GOLDONI CARLO (1707-1793)
La recherche de l'ailleurs et de l'autrement
Venise et sa sociabilité fondent, dit-on, l'écriture goldonienne, attachée à saisir les rapports humains dans la variété infinie des “circonstances” quotidiennes qui les définissent, dans une prose simple et “vraie” qui doit beaucoup au caractère dialogique et socialement unifié du vénitien. Les comédies dites “de fin de carnaval” (Le Campiello, 1756, ou Les Rustres, 1760, mais aussi Les Cancans, 1751 ; Les Femmes curieuses, 1753 ; Les Cuisinières, 1755 ; Les Bonnes Ménagères, 1756 ; À trompeur, trompeur et demi, 1764, écrite à Paris), ces “petits divertissements, très simples, sans intrigue, mais qui plaisent”, construits autour d'un lieu ou d'un moment collectif de la vie vénitienne, constituent la forme emblématique et permanente de cette écriture, sans doute parce que s'y réalise ce qu'il cherchait par-dessus tout : l'osmose avec le public. Mais cet ancrage vénitien est loin d'être exclusif. L'ailleurs est toujours présent chez Goldoni, dans sa langue comme dans sa géographie. Voyageurs et étrangers ont un rôle qui dépasse celui que la tradition leur donne, et plus de la moitié de ses œuvres sont situées dans des lieux autres que Venise, qu'ils soient italiens ou européens.
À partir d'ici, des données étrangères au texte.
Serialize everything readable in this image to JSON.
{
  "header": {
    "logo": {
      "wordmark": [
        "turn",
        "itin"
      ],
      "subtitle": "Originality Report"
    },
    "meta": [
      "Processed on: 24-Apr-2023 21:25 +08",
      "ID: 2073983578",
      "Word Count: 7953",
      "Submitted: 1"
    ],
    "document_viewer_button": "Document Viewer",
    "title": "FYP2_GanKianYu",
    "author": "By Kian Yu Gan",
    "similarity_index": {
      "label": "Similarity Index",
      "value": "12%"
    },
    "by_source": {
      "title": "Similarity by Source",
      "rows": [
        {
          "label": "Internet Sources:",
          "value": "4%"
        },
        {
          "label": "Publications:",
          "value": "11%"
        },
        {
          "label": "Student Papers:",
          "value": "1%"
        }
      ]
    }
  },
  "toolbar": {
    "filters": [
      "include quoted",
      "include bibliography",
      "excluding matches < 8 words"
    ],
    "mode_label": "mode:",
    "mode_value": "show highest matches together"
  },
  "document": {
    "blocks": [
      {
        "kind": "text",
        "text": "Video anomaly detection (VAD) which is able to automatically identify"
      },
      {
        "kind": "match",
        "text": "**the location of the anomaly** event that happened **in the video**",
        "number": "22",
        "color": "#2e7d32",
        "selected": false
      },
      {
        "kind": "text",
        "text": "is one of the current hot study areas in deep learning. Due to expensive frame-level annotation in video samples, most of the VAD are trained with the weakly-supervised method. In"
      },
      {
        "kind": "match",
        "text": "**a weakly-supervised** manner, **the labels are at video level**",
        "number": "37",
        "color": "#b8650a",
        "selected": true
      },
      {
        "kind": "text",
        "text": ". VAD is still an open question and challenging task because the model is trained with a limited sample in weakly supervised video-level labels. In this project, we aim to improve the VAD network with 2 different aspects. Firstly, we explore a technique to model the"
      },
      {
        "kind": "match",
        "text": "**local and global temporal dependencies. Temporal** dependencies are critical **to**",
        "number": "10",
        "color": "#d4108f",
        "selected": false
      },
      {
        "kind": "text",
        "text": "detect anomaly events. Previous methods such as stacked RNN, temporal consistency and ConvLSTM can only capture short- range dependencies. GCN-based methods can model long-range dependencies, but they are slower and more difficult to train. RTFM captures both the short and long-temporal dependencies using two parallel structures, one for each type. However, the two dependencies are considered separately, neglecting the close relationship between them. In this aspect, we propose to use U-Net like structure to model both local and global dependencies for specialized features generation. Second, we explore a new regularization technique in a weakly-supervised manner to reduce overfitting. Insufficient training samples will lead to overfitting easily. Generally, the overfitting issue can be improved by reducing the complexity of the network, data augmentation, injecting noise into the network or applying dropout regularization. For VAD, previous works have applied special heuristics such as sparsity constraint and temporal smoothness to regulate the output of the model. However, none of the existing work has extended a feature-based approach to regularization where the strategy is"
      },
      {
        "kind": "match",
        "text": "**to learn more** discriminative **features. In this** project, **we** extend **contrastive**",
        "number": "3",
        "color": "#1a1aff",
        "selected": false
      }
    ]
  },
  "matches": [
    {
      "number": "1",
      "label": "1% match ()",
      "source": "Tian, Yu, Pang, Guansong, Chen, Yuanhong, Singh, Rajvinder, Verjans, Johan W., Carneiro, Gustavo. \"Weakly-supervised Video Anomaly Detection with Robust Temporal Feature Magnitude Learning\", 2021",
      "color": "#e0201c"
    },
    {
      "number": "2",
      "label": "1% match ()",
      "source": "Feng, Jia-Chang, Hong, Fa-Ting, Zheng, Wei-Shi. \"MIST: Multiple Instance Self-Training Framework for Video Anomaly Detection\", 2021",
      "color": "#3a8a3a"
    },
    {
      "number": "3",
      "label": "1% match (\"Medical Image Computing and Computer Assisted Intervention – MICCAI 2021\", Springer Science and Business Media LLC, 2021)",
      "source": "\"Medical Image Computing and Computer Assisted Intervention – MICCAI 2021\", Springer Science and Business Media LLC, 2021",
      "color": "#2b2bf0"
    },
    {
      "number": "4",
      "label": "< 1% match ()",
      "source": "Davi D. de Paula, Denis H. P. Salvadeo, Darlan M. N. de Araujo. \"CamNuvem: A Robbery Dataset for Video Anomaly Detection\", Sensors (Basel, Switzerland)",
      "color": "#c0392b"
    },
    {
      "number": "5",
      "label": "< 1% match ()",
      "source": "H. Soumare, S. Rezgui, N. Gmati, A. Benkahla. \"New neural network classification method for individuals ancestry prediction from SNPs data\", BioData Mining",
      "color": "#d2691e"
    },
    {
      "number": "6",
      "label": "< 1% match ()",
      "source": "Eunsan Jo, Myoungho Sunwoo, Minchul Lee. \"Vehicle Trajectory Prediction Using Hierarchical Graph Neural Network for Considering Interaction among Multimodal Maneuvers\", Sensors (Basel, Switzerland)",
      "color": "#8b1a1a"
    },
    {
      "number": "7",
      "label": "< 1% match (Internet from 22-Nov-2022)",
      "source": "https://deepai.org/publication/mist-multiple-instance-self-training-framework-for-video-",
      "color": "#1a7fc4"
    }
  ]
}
Il s'agissait de braver la censure, mais aussi d'affirmer la possibilité d'une dramaturgie nationale, voire internationale. Formé aux voyages et à l'observation comparative des groupes sociaux, et de surcroît héritier du cosmopolitisme vénitien, Goldoni est naturellement porté à refuser le provincialisme. Les comédies de la période Medebach, construites autour de comportements moraux ou sociaux transposables à la réalité vénitienne, montrent déjà une volonté d'exploration de nouvelles expressions du comique et une ouverture aux idées des Lumières, largement diffusées à Venise. Dès le diptyque de 1749 (L'Honnête Fille et La Bonne Épouse) et avec Pamela (1750), première comédie sans masques et sans dialecte, adaptée du roman de Richardson et vouée à un grand avenir, il oppose au comique bouffon un comique pathético-larmoyant, dans la ligne du drame bourgeois de Destouches, Piron ou Nivelle de La Chaussée. Son honnête marchand, défenseur de la famille bourgeoise contre les excès des nobles dissipateurs, mêle le modèle vénitien et de probables influences anglaises et françaises pour aboutir à une figure plus européenne (Les Marchands, 1753 ; L'Écossaise, 1762, d'après Voltaire).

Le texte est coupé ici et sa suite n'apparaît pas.